At that speed, you're getting a data transmission rate that's a whopping 1,000 times faster than services like Google Fibre, which delivers 1 gigabit per second (1 Gbps).
While Google Fibre's 1 Gbps itself might be considered sufficiently drool-worthy for those of us constrained to the even slower speeds of ADSL and cable, it can't hope to compete to the almost ludicrously fast possibilities of an internet connection that's 1,000 times faster, delivering 1 terabit per second.
At that speed, you can download 125 gigabytes every single second. That's about the same amount of data as the storage capacity of the (ageing) MacBook Air that I'm writing this story on. In a second.

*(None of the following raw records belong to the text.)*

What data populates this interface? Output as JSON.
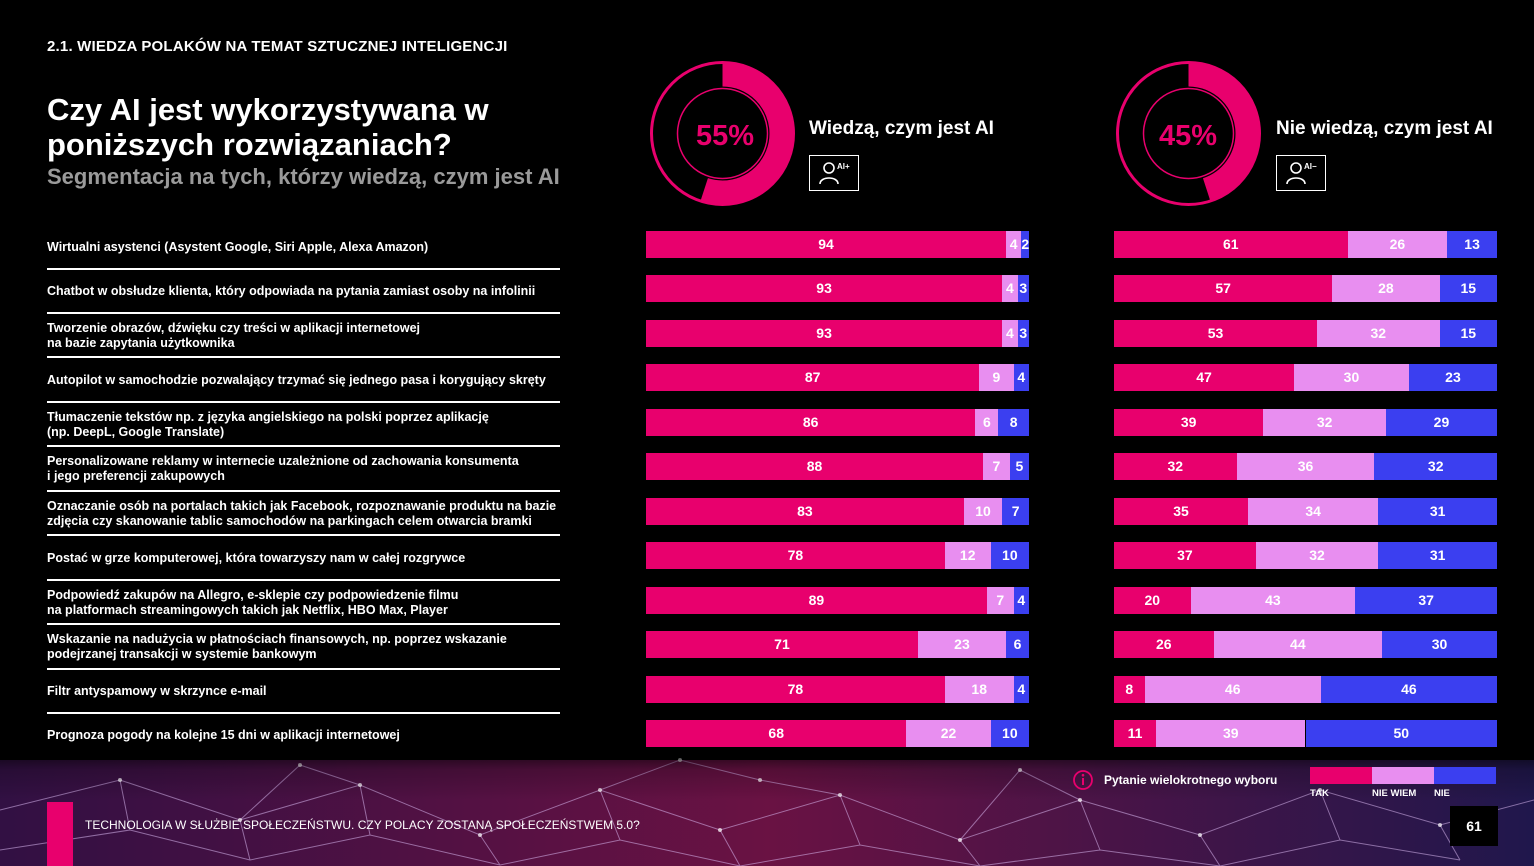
{
  "section_title": "2.1.   WIEDZA POLAKÓW NA TEMAT SZTUCZNEJ INTELIGENCJI",
  "headline": "Czy AI jest wykorzystywana w poniższych rozwiązaniach?",
  "subheadline": "Segmentacja na tych, którzy wiedzą, czym jest AI",
  "colors": {
    "tak": "#e8006d",
    "nie_wiem": "#e88ef0",
    "nie": "#3b3ff0",
    "ring_bg": "#000000"
  },
  "segments": [
    {
      "percent_label": "55%",
      "share": 55,
      "label": "Wiedzą, czym jest AI",
      "badge": "AI+"
    },
    {
      "percent_label": "45%",
      "share": 45,
      "label": "Nie wiedzą, czym jest AI",
      "badge": "AI−"
    }
  ],
  "legend": {
    "note": "Pytanie wielokrotnego wyboru",
    "info_icon": "info-icon",
    "keys": [
      "TAK",
      "NIE WIEM",
      "NIE"
    ]
  },
  "chart_data": [
    {
      "type": "bar",
      "stacked": true,
      "orientation": "horizontal",
      "title": "Wiedzą, czym jest AI",
      "categories": [
        "Wirtualni asystenci (Asystent Google, Siri Apple, Alexa Amazon)",
        "Chatbot w obsłudze klienta, który odpowiada na pytania zamiast osoby na infolinii",
        "Tworzenie obrazów, dźwięku czy treści w aplikacji internetowej na bazie zapytania użytkownika",
        "Autopilot w samochodzie pozwalający trzymać się jednego pasa i korygujący skręty",
        "Tłumaczenie tekstów np. z języka angielskiego na polski poprzez aplikację (np. DeepL, Google Translate)",
        "Personalizowane reklamy w internecie uzależnione od zachowania konsumenta i jego preferencji zakupowych",
        "Oznaczanie osób na portalach takich jak Facebook, rozpoznawanie produktu na bazie zdjęcia czy skanowanie tablic samochodów na parkingach celem otwarcia bramki",
        "Postać w grze komputerowej, która towarzyszy nam w całej rozgrywce",
        "Podpowiedź zakupów na Allegro, e-sklepie czy podpowiedzenie filmu na platformach streamingowych takich jak Netflix, HBO Max, Player",
        "Wskazanie na nadużycia w płatnościach finansowych, np. poprzez wskazanie podejrzanej transakcji w systemie bankowym",
        "Filtr antyspamowy w skrzynce e-mail",
        "Prognoza pogody na kolejne 15 dni w aplikacji internetowej"
      ],
      "series": [
        {
          "name": "TAK",
          "values": [
            94,
            93,
            93,
            87,
            86,
            88,
            83,
            78,
            89,
            71,
            78,
            68
          ]
        },
        {
          "name": "NIE WIEM",
          "values": [
            4,
            4,
            4,
            9,
            6,
            7,
            10,
            12,
            7,
            23,
            18,
            22
          ]
        },
        {
          "name": "NIE",
          "values": [
            2,
            3,
            3,
            4,
            8,
            5,
            7,
            10,
            4,
            6,
            4,
            10
          ]
        }
      ],
      "xlim": [
        0,
        100
      ]
    },
    {
      "type": "bar",
      "stacked": true,
      "orientation": "horizontal",
      "title": "Nie wiedzą, czym jest AI",
      "series": [
        {
          "name": "TAK",
          "values": [
            61,
            57,
            53,
            47,
            39,
            32,
            35,
            37,
            20,
            26,
            8,
            11
          ]
        },
        {
          "name": "NIE WIEM",
          "values": [
            26,
            28,
            32,
            30,
            32,
            36,
            34,
            32,
            43,
            44,
            46,
            39
          ]
        },
        {
          "name": "NIE",
          "values": [
            13,
            15,
            15,
            23,
            29,
            32,
            31,
            31,
            37,
            30,
            46,
            50
          ]
        }
      ],
      "xlim": [
        0,
        100
      ]
    }
  ],
  "row_labels": [
    "Wirtualni asystenci (Asystent Google, Siri Apple, Alexa Amazon)",
    "Chatbot w obsłudze klienta, który odpowiada na pytania zamiast osoby na infolinii",
    "Tworzenie obrazów, dźwięku czy treści w aplikacji internetowej\nna bazie zapytania użytkownika",
    "Autopilot w samochodzie pozwalający trzymać się jednego pasa i korygujący skręty",
    "Tłumaczenie tekstów np. z języka angielskiego na polski poprzez aplikację\n(np. DeepL, Google Translate)",
    "Personalizowane reklamy w internecie uzależnione od zachowania konsumenta\ni jego preferencji zakupowych",
    "Oznaczanie osób na portalach takich jak Facebook, rozpoznawanie produktu na bazie\nzdjęcia czy skanowanie tablic samochodów na parkingach celem otwarcia bramki",
    "Postać w grze komputerowej, która towarzyszy nam w całej rozgrywce",
    "Podpowiedź zakupów na Allegro, e-sklepie czy podpowiedzenie filmu\nna platformach streamingowych takich jak Netflix, HBO Max, Player",
    "Wskazanie na nadużycia w płatnościach finansowych, np. poprzez wskazanie\npodejrzanej transakcji w systemie bankowym",
    "Filtr antyspamowy w skrzynce e-mail",
    "Prognoza pogody na kolejne 15 dni w aplikacji internetowej"
  ],
  "footer": {
    "text": "TECHNOLOGIA W SŁUŻBIE SPOŁECZEŃSTWU. CZY POLACY ZOSTANĄ SPOŁECZEŃSTWEM 5.0?",
    "page_number": "61"
  }
}
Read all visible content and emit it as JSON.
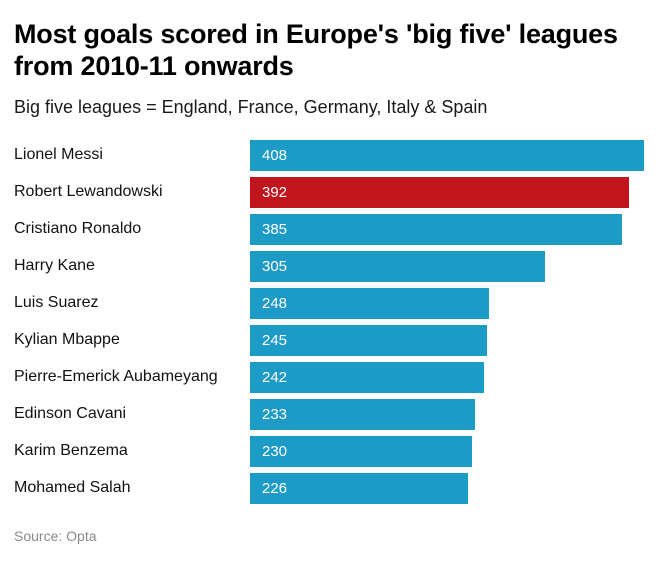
{
  "chart_data": {
    "type": "bar",
    "orientation": "horizontal",
    "title": "Most goals scored in Europe's 'big five' leagues from 2010-11 onwards",
    "subtitle": "Big five leagues = England, France, Germany, Italy & Spain",
    "source": "Source: Opta",
    "categories": [
      "Lionel Messi",
      "Robert Lewandowski",
      "Cristiano Ronaldo",
      "Harry Kane",
      "Luis Suarez",
      "Kylian Mbappe",
      "Pierre-Emerick Aubameyang",
      "Edinson Cavani",
      "Karim Benzema",
      "Mohamed Salah"
    ],
    "values": [
      408,
      392,
      385,
      305,
      248,
      245,
      242,
      233,
      230,
      226
    ],
    "highlight_category": "Robert Lewandowski",
    "highlight_index": 1,
    "colors": {
      "bar": "#1d9bc7",
      "highlight": "#c0151c",
      "value_text": "#ffffff"
    },
    "xlim": [
      0,
      408
    ],
    "value_labels": "inside-left",
    "grid": false,
    "legend": false
  }
}
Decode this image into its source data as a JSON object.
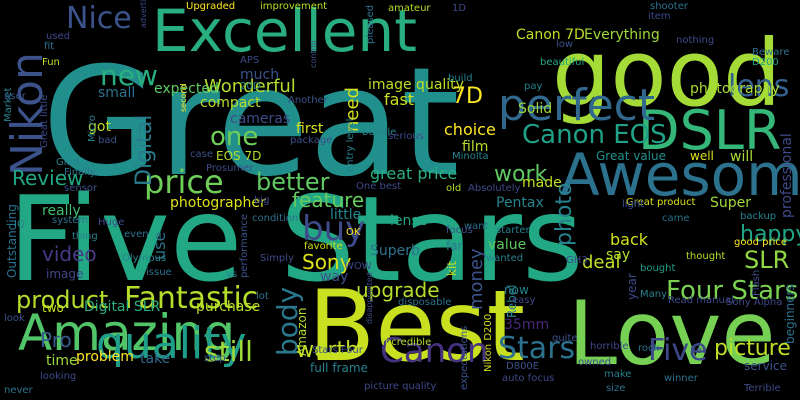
{
  "words": [
    {
      "text": "Great",
      "color": "#21908d"
    },
    {
      "text": "Five Stars",
      "color": "#22a884"
    },
    {
      "text": "good",
      "color": "#a5db36"
    },
    {
      "text": "Best",
      "color": "#c8e020"
    },
    {
      "text": "Love",
      "color": "#75d054"
    },
    {
      "text": "Excellent",
      "color": "#29af7f"
    },
    {
      "text": "Awesome",
      "color": "#2c728e"
    },
    {
      "text": "DSLR",
      "color": "#35b779"
    },
    {
      "text": "Amazing",
      "color": "#52c569"
    },
    {
      "text": "Nikon",
      "color": "#3b528b"
    },
    {
      "text": "perfect",
      "color": "#31688e"
    },
    {
      "text": "Nice",
      "color": "#3b528b"
    },
    {
      "text": "price",
      "color": "#6ece58"
    },
    {
      "text": "quality",
      "color": "#1f9e89"
    },
    {
      "text": "Canon",
      "color": "#46337f"
    },
    {
      "text": "Fantastic",
      "color": "#b5de2b"
    },
    {
      "text": "Stars",
      "color": "#2c728e"
    },
    {
      "text": "Five",
      "color": "#3e4989"
    },
    {
      "text": "Four Stars",
      "color": "#7ad151"
    },
    {
      "text": "better",
      "color": "#5ec962"
    },
    {
      "text": "one",
      "color": "#6ece58"
    },
    {
      "text": "buy",
      "color": "#3e4a89"
    },
    {
      "text": "lens",
      "color": "#34618d"
    },
    {
      "text": "Canon EOS",
      "color": "#1fa188"
    },
    {
      "text": "new",
      "color": "#29af7f"
    },
    {
      "text": "need",
      "color": "#d8e219"
    },
    {
      "text": "Wonderful",
      "color": "#b2dd2d"
    },
    {
      "text": "SLR",
      "color": "#90d743"
    },
    {
      "text": "upgrade",
      "color": "#b5de2b"
    },
    {
      "text": "product",
      "color": "#b5de2b"
    },
    {
      "text": "body",
      "color": "#2a788e"
    },
    {
      "text": "still",
      "color": "#9fda3a"
    },
    {
      "text": "worth",
      "color": "#c2df23"
    },
    {
      "text": "picture",
      "color": "#bddf26"
    },
    {
      "text": "video",
      "color": "#443b84"
    },
    {
      "text": "Review",
      "color": "#22a884"
    },
    {
      "text": "happy",
      "color": "#21a685"
    },
    {
      "text": "feature",
      "color": "#65cb5e"
    },
    {
      "text": "Pro",
      "color": "#375b8d"
    },
    {
      "text": "work",
      "color": "#5ec962"
    },
    {
      "text": "Sony",
      "color": "#dde318"
    },
    {
      "text": "fast",
      "color": "#c8e020"
    },
    {
      "text": "7D",
      "color": "#fde725"
    },
    {
      "text": "image quality",
      "color": "#bddf26"
    },
    {
      "text": "photography",
      "color": "#a8db34"
    },
    {
      "text": "Digital",
      "color": "#287c8e"
    },
    {
      "text": "compact",
      "color": "#b8de29"
    },
    {
      "text": "expected",
      "color": "#5ec962"
    },
    {
      "text": "photographer",
      "color": "#dde318"
    },
    {
      "text": "choice",
      "color": "#fde725"
    },
    {
      "text": "great price",
      "color": "#2ab07f"
    },
    {
      "text": "money",
      "color": "#3b528b"
    },
    {
      "text": "photo",
      "color": "#26828e"
    },
    {
      "text": "deal",
      "color": "#c0df25"
    },
    {
      "text": "Pentax",
      "color": "#26828e"
    },
    {
      "text": "use",
      "color": "#2c738e"
    },
    {
      "text": "little",
      "color": "#24878e"
    },
    {
      "text": "lense",
      "color": "#22a884"
    },
    {
      "text": "Superb",
      "color": "#2c738e"
    },
    {
      "text": "way",
      "color": "#3b528b"
    },
    {
      "text": "value",
      "color": "#5ec962"
    },
    {
      "text": "made",
      "color": "#c2df23"
    },
    {
      "text": "Canon 7D",
      "color": "#bddf26"
    },
    {
      "text": "Everything",
      "color": "#a0da39"
    },
    {
      "text": "Solid",
      "color": "#9fda3a"
    },
    {
      "text": "back",
      "color": "#d0e11c"
    },
    {
      "text": "say",
      "color": "#b5de2b"
    },
    {
      "text": "Super",
      "color": "#a2da37"
    },
    {
      "text": "first",
      "color": "#d5e21a"
    },
    {
      "text": "film",
      "color": "#b2dd2d"
    },
    {
      "text": "cameras",
      "color": "#3e4a89"
    },
    {
      "text": "EOS 7D",
      "color": "#b5de2b"
    },
    {
      "text": "got",
      "color": "#bddf26"
    },
    {
      "text": "small",
      "color": "#2c728e"
    },
    {
      "text": "really",
      "color": "#42be71"
    },
    {
      "text": "purchase",
      "color": "#b8de29"
    },
    {
      "text": "Digital SLR",
      "color": "#2ab07f"
    },
    {
      "text": "problem",
      "color": "#fde725"
    },
    {
      "text": "time",
      "color": "#9fda3a"
    },
    {
      "text": "take",
      "color": "#31688e"
    },
    {
      "text": "Amazon",
      "color": "#b5de2b"
    },
    {
      "text": "35mm",
      "color": "#482878"
    },
    {
      "text": "Rebel",
      "color": "#26828e"
    },
    {
      "text": "now",
      "color": "#26828e"
    },
    {
      "text": "image",
      "color": "#3f4788"
    },
    {
      "text": "two",
      "color": "#c8e020"
    },
    {
      "text": "much",
      "color": "#3b528b"
    },
    {
      "text": "Great value",
      "color": "#21908d"
    },
    {
      "text": "well",
      "color": "#dde318"
    },
    {
      "text": "will",
      "color": "#a8db34"
    },
    {
      "text": "Great product",
      "color": "#dde318"
    },
    {
      "text": "good price",
      "color": "#fde725"
    },
    {
      "text": "professional",
      "color": "#3e4a89"
    },
    {
      "text": "beginners",
      "color": "#2c728e"
    },
    {
      "text": "service",
      "color": "#3b528b"
    },
    {
      "text": "Beware",
      "color": "#2c728e"
    },
    {
      "text": "D200",
      "color": "#1f9e89"
    },
    {
      "text": "beautiful",
      "color": "#22a884"
    },
    {
      "text": "Olympus",
      "color": "#24878e"
    },
    {
      "text": "Minolta",
      "color": "#26828e"
    },
    {
      "text": "Outstanding",
      "color": "#2c728e"
    },
    {
      "text": "kit",
      "color": "#c2df23"
    },
    {
      "text": "far",
      "color": "#2a788e"
    },
    {
      "text": "year",
      "color": "#3e4989"
    },
    {
      "text": "bought",
      "color": "#1f9e89"
    },
    {
      "text": "came",
      "color": "#2c728e"
    },
    {
      "text": "thought",
      "color": "#b5de2b"
    },
    {
      "text": "Sony Alpha",
      "color": "#3e4989"
    },
    {
      "text": "full frame",
      "color": "#26828e"
    },
    {
      "text": "Stars Four",
      "color": "#3b528b"
    },
    {
      "text": "Incredible",
      "color": "#b2dd2d"
    },
    {
      "text": "Nikon D200",
      "color": "#d0e11c"
    },
    {
      "text": "D800E",
      "color": "#3b528b"
    },
    {
      "text": "auto focus",
      "color": "#3e4989"
    },
    {
      "text": "expectations",
      "color": "#3b528b"
    },
    {
      "text": "picture quality",
      "color": "#3e4989"
    },
    {
      "text": "make",
      "color": "#26828e"
    },
    {
      "text": "size",
      "color": "#2c728e"
    },
    {
      "text": "winner",
      "color": "#2c728e"
    },
    {
      "text": "Terrible",
      "color": "#3e4989"
    },
    {
      "text": "never",
      "color": "#2c728e"
    },
    {
      "text": "looking",
      "color": "#3e4989"
    },
    {
      "text": "Micro",
      "color": "#26828e"
    },
    {
      "text": "look",
      "color": "#3b528b"
    },
    {
      "text": "bad",
      "color": "#3b528b"
    },
    {
      "text": "Fun",
      "color": "#c2df23"
    },
    {
      "text": "fit",
      "color": "#2c728e"
    },
    {
      "text": "used",
      "color": "#3e4989"
    },
    {
      "text": "Market",
      "color": "#26828e"
    },
    {
      "text": "user",
      "color": "#3b528b"
    },
    {
      "text": "Great little",
      "color": "#3e4989"
    },
    {
      "text": "Glad",
      "color": "#26828e"
    },
    {
      "text": "Finally",
      "color": "#2c728e"
    },
    {
      "text": "sensor",
      "color": "#3b528b"
    },
    {
      "text": "IQ",
      "color": "#26828e"
    },
    {
      "text": "system",
      "color": "#2c728e"
    },
    {
      "text": "thing",
      "color": "#26828e"
    },
    {
      "text": "Huge",
      "color": "#3e4989"
    },
    {
      "text": "even",
      "color": "#2c728e"
    },
    {
      "text": "vs",
      "color": "#26828e"
    },
    {
      "text": "issue",
      "color": "#2c728e"
    },
    {
      "text": "Simply",
      "color": "#3e4989"
    },
    {
      "text": "favorite",
      "color": "#d0e11c"
    },
    {
      "text": "OK",
      "color": "#fde725"
    },
    {
      "text": "WOW",
      "color": "#3e4989"
    },
    {
      "text": "performance",
      "color": "#3b528b"
    },
    {
      "text": "condition",
      "color": "#2c728e"
    },
    {
      "text": "big",
      "color": "#3e4989"
    },
    {
      "text": "Another",
      "color": "#3b528b"
    },
    {
      "text": "20D",
      "color": "#26828e"
    },
    {
      "text": "APS",
      "color": "#3e4989"
    },
    {
      "text": "Upgraded",
      "color": "#fde725"
    },
    {
      "text": "improvement",
      "color": "#b5de2b"
    },
    {
      "text": "advertised",
      "color": "#3e4989"
    },
    {
      "text": "control",
      "color": "#3b528b"
    },
    {
      "text": "pleased",
      "color": "#2c728e"
    },
    {
      "text": "amateur",
      "color": "#b5de2b"
    },
    {
      "text": "1D",
      "color": "#3e4989"
    },
    {
      "text": "item",
      "color": "#3e4989"
    },
    {
      "text": "shooter",
      "color": "#2c728e"
    },
    {
      "text": "low",
      "color": "#3b528b"
    },
    {
      "text": "nothing",
      "color": "#3e4989"
    },
    {
      "text": "pay",
      "color": "#26828e"
    },
    {
      "text": "build",
      "color": "#26828e"
    },
    {
      "text": "second",
      "color": "#fde725"
    },
    {
      "text": "package",
      "color": "#3b528b"
    },
    {
      "text": "entry level",
      "color": "#26828e"
    },
    {
      "text": "bundle",
      "color": "#26828e"
    },
    {
      "text": "serious",
      "color": "#3e4989"
    },
    {
      "text": "Absolutely",
      "color": "#3e4989"
    },
    {
      "text": "old",
      "color": "#b5de2b"
    },
    {
      "text": "One best",
      "color": "#3e4989"
    },
    {
      "text": "starter",
      "color": "#26828e"
    },
    {
      "text": "want",
      "color": "#2c728e"
    },
    {
      "text": "wanted",
      "color": "#26828e"
    },
    {
      "text": "focus",
      "color": "#3b528b"
    },
    {
      "text": "GH3",
      "color": "#3e4989"
    },
    {
      "text": "light",
      "color": "#3b528b"
    },
    {
      "text": "backup",
      "color": "#26828e"
    },
    {
      "text": "Flash",
      "color": "#3b528b"
    },
    {
      "text": "easy",
      "color": "#3e4989"
    },
    {
      "text": "disposable",
      "color": "#2c728e"
    },
    {
      "text": "disappointed",
      "color": "#3e4989"
    },
    {
      "text": "quite",
      "color": "#3b528b"
    },
    {
      "text": "owned",
      "color": "#3e4989"
    },
    {
      "text": "horrible",
      "color": "#3e4989"
    },
    {
      "text": "rock",
      "color": "#2c728e"
    },
    {
      "text": "yet",
      "color": "#3e4989"
    },
    {
      "text": "Read manual",
      "color": "#3e4989"
    },
    {
      "text": "step",
      "color": "#3b528b"
    },
    {
      "text": "Many",
      "color": "#26828e"
    },
    {
      "text": "lot",
      "color": "#2c728e"
    },
    {
      "text": "case",
      "color": "#3b528b"
    },
    {
      "text": "Prosumer",
      "color": "#3e4989"
    }
  ]
}
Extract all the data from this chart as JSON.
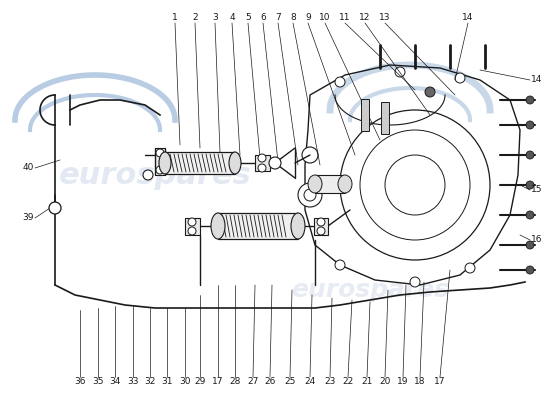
{
  "bg_color": "#ffffff",
  "line_color": "#1a1a1a",
  "watermark_color": "#c8d4e8",
  "top_nums": [
    "1",
    "2",
    "3",
    "4",
    "5",
    "6",
    "7",
    "8",
    "9",
    "10",
    "11",
    "12",
    "13",
    "14"
  ],
  "bottom_nums": [
    "36",
    "35",
    "34",
    "33",
    "32",
    "31",
    "30",
    "29",
    "17",
    "28",
    "27",
    "26",
    "25",
    "24",
    "23",
    "22",
    "21",
    "20",
    "19",
    "18",
    "17"
  ],
  "left_nums": [
    "40",
    "39"
  ],
  "right_nums": [
    "14",
    "15",
    "16"
  ]
}
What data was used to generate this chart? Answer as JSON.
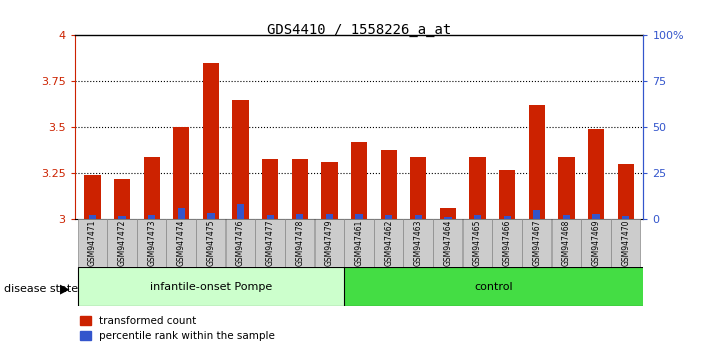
{
  "title": "GDS4410 / 1558226_a_at",
  "samples": [
    "GSM947471",
    "GSM947472",
    "GSM947473",
    "GSM947474",
    "GSM947475",
    "GSM947476",
    "GSM947477",
    "GSM947478",
    "GSM947479",
    "GSM947461",
    "GSM947462",
    "GSM947463",
    "GSM947464",
    "GSM947465",
    "GSM947466",
    "GSM947467",
    "GSM947468",
    "GSM947469",
    "GSM947470"
  ],
  "red_values": [
    3.24,
    3.22,
    3.34,
    3.5,
    3.85,
    3.65,
    3.33,
    3.33,
    3.31,
    3.42,
    3.38,
    3.34,
    3.06,
    3.34,
    3.27,
    3.62,
    3.34,
    3.49,
    3.3
  ],
  "blue_heights": [
    0.025,
    0.02,
    0.022,
    0.06,
    0.035,
    0.085,
    0.022,
    0.03,
    0.03,
    0.03,
    0.025,
    0.022,
    0.015,
    0.022,
    0.018,
    0.052,
    0.022,
    0.028,
    0.018
  ],
  "group1_count": 9,
  "group2_count": 10,
  "group1_label": "infantile-onset Pompe",
  "group2_label": "control",
  "disease_state_label": "disease state",
  "legend_red": "transformed count",
  "legend_blue": "percentile rank within the sample",
  "ymin": 3.0,
  "ymax": 4.0,
  "yticks": [
    3.0,
    3.25,
    3.5,
    3.75,
    4.0
  ],
  "ytick_labels": [
    "3",
    "3.25",
    "3.5",
    "3.75",
    "4"
  ],
  "right_yticks_pct": [
    0,
    25,
    50,
    75,
    100
  ],
  "right_ytick_labels": [
    "0",
    "25",
    "50",
    "75",
    "100%"
  ],
  "bar_color_red": "#cc2200",
  "bar_color_blue": "#3355cc",
  "group1_bg": "#ccffcc",
  "group2_bg": "#44dd44",
  "tick_label_bg": "#cccccc",
  "base_value": 3.0
}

For a little more in the way of perspective, at that speed, you could download an entire Game of Thrones series in 1 second (in high definition, no less).
Or, if you're more of a film person, in the same sliver of time, you could grab 25 movies weighing in at 5 GB a piece, as William Turton at Gizmodo points out.
The choice is yours. And good luck maintaining that social life of yours.
All of these absurd entertainment possibilities come courtesy of a new modulation technique called Probabilistic Constellation Shaping, which let researchers from the Technical University of Munich, Nokia Bell Labs, and Deutsche Telekom T-Labs hit a net transmission rate of 1 Tbps on Deutsche Telekom's existing optical fibre network.
In other words, this wasn't achieved using any kind of special setup in the lab, but on fibre infrastructure that's already been deployed in the field.
That's important to note, because – believe it or not – we've actually seen scientists demonstrate even faster internet speeds than this before, but so far only in the lab.
Earlier in the year, researchers in the UK hit 1.125 terabits per second using a special system that relayed information over optical fibre on 15 channels simultaneously, creating what the team called a "super channel".
And last year, another British team hit 1 Tbps download speeds in the lab – this time using a wireless 5G system that relayed data over 100 metres.
By contrast, the new German achievement was made possible despite occurring in what Nokia calls "real conditions".
Probabilistic Constellation Shaping (PCS) works by increasing the efficiency with which data is relayed through a fibre channel. The software ensures that a greater number of low-amplitude signals – called constellations – are used than higher-amplitude signals.
According to the researchers, this enables the transmission rate to be tailored to more ideally fit the channel, and means the signal is less susceptible to noise on the line and other defects.
Using PCS, the team achieved 1 Tbps between the German cities of Stuttgart and Darmstadt, and also between Stuttgart and Nuremberg, as Liam Tung at ZDNet reports.
They also recorded a slightly slower 0.8 Tbps between Stuttgart and Berlin.
The findings were only just presented this week at the European Conference on Optical Communication (ECOC) 2016 in Düsseldorf, Germany, and haven't been published yet – so as yet, other scientists haven't had a chance to verify the results.
Sadly, there's no word yet from those involved on when we can expect to see this technology rolled out to internet customers around the world.
While PCS itself appears to work on existing fibre networks, it's likely ISP infrastructure would need to be tweaked to accommodate the system that makes all this possible, meaning it could still be some time before your Game of Thrones fix gets mainlined in a single second. Sigh.
Good things come to those who wait? We hope so!